Ces groupes seront désormais dispensés de l’obligation d’obtenir leur propre numéro d’entreprise et pourront utiliser celui de leur organisme mère pour soumettre leurs projets. Il s’agit d’un gain important pour les organismes locaux et pour les communautés qui bénéficient de ces initiatives.
« Je suis heureux que notre travail ait donné des résultats et que cette situation ait été réglée aussi rapidement. C’est un véritable soulagement pour les aînés et les bénévoles de ces organisations, qui animent leur milieu et contribuent à briser l’isolement des retraités. Les nouvelles exigences du PNHA créaient beaucoup d’incertitude au sein des sections locales du Cercle des fermières, dont le fonctionnement repose essentiellement sur l’engagement bénévole », rappelle le député Champoux.
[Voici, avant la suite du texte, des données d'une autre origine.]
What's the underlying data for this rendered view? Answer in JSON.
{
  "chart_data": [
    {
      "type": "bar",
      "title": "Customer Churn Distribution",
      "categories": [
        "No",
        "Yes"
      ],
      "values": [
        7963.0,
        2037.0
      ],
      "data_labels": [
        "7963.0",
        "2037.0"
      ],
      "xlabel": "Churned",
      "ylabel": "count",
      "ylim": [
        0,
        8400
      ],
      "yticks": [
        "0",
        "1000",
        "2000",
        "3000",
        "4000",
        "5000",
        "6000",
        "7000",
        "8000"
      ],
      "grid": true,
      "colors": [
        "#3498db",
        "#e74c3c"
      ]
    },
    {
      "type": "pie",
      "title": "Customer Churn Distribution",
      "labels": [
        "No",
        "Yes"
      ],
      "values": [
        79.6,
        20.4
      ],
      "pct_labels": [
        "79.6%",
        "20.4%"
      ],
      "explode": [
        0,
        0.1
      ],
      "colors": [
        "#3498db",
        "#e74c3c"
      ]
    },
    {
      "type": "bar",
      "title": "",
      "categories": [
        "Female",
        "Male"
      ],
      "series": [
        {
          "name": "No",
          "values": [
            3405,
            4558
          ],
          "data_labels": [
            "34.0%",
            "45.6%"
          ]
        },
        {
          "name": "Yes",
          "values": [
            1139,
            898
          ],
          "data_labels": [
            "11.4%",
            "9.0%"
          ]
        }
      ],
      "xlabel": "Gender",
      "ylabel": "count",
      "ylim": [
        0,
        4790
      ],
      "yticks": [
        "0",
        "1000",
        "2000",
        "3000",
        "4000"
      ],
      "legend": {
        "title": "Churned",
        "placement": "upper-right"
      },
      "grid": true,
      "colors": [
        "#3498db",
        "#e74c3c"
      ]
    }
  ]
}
Avant l’intervention du Bloc Québécois, Ottawa demandait aux organismes locaux, dont les sections du Cercle des fermières, de s’enregistrer comme entreprise, une démarche pouvant prendre jusqu’à dix mois, alors qu’ils ne disposaient que d’un mois pour soumettre leurs projets. Il s’agissait d’exigences complètement déconnectées de leur réalité.
« Les sections locales du Cercle des fermières et les clubs FADOQ sont présents partout au Québec et jouent un rôle essentiel dans la vitalité de nos communautés. C’est une bonne nouvelle que Service Canada ait rapidement reconnu le bien-fondé de notre demande et ajusté les exigences du programme. Au Bloc, chaque gain pour les aînés nous motive à poursuivre notre travail afin qu’ils soient traités avec respect et équité », conclut Martin Champoux.